Maybe D is right about GC after all !
Paulo Pinto
pjmlp at progtools.org
Thu Dec 21 07:17:33 UTC 2017
On Thursday, 21 December 2017 at 04:16:32 UTC, Adam Wilson wrote:
> On 12/20/17 10:28, Ali Çehreli wrote:
>> On 12/20/2017 01:14 AM, Paulo Pinto wrote:
>>
>>> from developers that learned it before C++98 and
>>> can't care less what is being discussed on Reddit and HN.
>>
>> I don't blame them one bit because keeping up with C++ and
>> learning C++
>> Core Guidelines is a tremendous task:
>>
>>
>> https://github.com/isocpp/CppCoreGuidelines/blob/master/CppCoreGuidelines.md
>>
>>
>> I keep starting writing replies here about C++ Core Guidelines
>> but I
>> delete them after counting to ten. Not this time... :)
>>
>> I think it's a psychological phenomenon worthy of scientific
>> interest
>> how a craft with so many guidelines can still be accepted.
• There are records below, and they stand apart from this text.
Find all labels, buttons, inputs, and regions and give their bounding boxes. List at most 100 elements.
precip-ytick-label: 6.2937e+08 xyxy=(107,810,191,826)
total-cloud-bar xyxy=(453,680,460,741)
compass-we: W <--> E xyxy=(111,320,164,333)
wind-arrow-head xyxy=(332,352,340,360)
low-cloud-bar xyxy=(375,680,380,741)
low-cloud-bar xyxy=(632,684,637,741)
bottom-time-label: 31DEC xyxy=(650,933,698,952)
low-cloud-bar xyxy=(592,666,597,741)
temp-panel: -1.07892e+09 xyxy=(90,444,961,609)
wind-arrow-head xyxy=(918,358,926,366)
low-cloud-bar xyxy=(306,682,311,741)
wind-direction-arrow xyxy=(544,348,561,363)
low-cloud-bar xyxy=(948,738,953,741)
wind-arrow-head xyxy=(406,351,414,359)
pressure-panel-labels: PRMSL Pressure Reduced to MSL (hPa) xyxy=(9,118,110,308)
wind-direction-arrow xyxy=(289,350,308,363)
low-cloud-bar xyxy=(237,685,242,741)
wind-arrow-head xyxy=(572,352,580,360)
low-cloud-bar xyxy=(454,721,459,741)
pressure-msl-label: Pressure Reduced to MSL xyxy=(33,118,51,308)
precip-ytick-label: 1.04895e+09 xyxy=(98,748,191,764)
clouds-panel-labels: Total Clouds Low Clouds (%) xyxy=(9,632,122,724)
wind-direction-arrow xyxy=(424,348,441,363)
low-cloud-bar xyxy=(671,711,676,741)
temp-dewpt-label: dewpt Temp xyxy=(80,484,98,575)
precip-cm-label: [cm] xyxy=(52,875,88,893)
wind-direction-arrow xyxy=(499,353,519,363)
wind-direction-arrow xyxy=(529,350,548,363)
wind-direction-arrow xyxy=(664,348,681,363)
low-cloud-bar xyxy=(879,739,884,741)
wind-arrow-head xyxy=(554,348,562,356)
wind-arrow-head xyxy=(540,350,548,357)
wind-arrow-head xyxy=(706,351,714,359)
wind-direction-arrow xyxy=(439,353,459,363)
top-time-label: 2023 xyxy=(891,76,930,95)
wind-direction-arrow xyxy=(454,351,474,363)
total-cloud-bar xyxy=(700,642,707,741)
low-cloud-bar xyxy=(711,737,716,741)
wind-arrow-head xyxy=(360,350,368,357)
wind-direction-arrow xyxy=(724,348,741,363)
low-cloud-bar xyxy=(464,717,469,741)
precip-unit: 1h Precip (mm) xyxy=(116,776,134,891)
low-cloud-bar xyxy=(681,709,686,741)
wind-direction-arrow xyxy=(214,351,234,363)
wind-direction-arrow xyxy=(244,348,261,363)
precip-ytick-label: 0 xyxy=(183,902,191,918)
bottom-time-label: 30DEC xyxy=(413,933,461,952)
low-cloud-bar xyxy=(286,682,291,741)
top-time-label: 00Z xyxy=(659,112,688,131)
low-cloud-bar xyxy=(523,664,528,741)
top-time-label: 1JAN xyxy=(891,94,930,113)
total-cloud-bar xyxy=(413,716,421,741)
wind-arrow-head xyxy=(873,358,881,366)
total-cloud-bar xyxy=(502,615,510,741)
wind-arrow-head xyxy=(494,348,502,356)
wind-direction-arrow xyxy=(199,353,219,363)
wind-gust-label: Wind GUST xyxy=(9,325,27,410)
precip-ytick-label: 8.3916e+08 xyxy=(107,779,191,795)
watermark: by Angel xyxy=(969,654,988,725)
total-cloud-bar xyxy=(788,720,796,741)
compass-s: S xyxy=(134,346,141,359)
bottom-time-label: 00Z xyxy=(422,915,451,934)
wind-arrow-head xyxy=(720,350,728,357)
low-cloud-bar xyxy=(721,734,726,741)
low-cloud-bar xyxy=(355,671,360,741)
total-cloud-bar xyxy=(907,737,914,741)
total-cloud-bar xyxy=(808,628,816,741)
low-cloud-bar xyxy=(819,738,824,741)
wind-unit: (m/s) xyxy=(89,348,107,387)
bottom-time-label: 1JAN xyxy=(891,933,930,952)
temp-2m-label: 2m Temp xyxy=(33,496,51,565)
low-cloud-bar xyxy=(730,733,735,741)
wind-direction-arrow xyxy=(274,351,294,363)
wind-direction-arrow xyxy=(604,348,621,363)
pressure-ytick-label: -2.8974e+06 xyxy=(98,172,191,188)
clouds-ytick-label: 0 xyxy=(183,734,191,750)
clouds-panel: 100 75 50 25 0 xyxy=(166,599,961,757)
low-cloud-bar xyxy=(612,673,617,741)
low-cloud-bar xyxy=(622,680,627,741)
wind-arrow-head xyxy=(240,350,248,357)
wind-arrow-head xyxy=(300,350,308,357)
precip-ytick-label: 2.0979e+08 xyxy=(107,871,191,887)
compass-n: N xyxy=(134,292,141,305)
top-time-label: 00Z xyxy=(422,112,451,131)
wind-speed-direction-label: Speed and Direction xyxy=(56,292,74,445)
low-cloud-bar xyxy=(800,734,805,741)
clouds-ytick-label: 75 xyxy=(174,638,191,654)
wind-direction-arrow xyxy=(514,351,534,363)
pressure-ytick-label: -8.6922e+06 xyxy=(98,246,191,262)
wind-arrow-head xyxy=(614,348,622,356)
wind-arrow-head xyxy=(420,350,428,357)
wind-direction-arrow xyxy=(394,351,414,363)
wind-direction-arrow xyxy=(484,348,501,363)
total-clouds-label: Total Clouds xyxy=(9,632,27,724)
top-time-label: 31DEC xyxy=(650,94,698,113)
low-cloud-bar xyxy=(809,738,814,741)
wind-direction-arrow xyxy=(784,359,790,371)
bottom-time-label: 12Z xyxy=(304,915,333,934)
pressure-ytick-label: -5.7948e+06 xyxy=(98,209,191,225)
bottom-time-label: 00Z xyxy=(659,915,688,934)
I
>> am baffled
>> how otherwise wonderful and smart people can direct others to
>> that
>> document with a straight face, let alone market it as one of
>> the
>> greatest gifts to C++ programmers (cf. CppCon 2015 keynotes by
>> Herb
>> Sutter and Bjarne Stroustrup.)
>>
>> Ali
>>
>
> I had Chrome estimate how many pages it would be print out. In
> "Letter" size it's 181 double-sided pages. It's not
> "Guidelines" it is a book on "Best Practices"
Bjarne, Herb and others are quite aware that the only way to
actually know the guidelines is via static code analyzers, like
clang tidy and VC++ checkers.
And lets be a bit honest here, if someone took the effort of
writing the D Core Guidelines, including warnings about half done
features and differences between compilers, how many pages would
it be?
Maybe not 181, but I can easily imagine it getting around 100.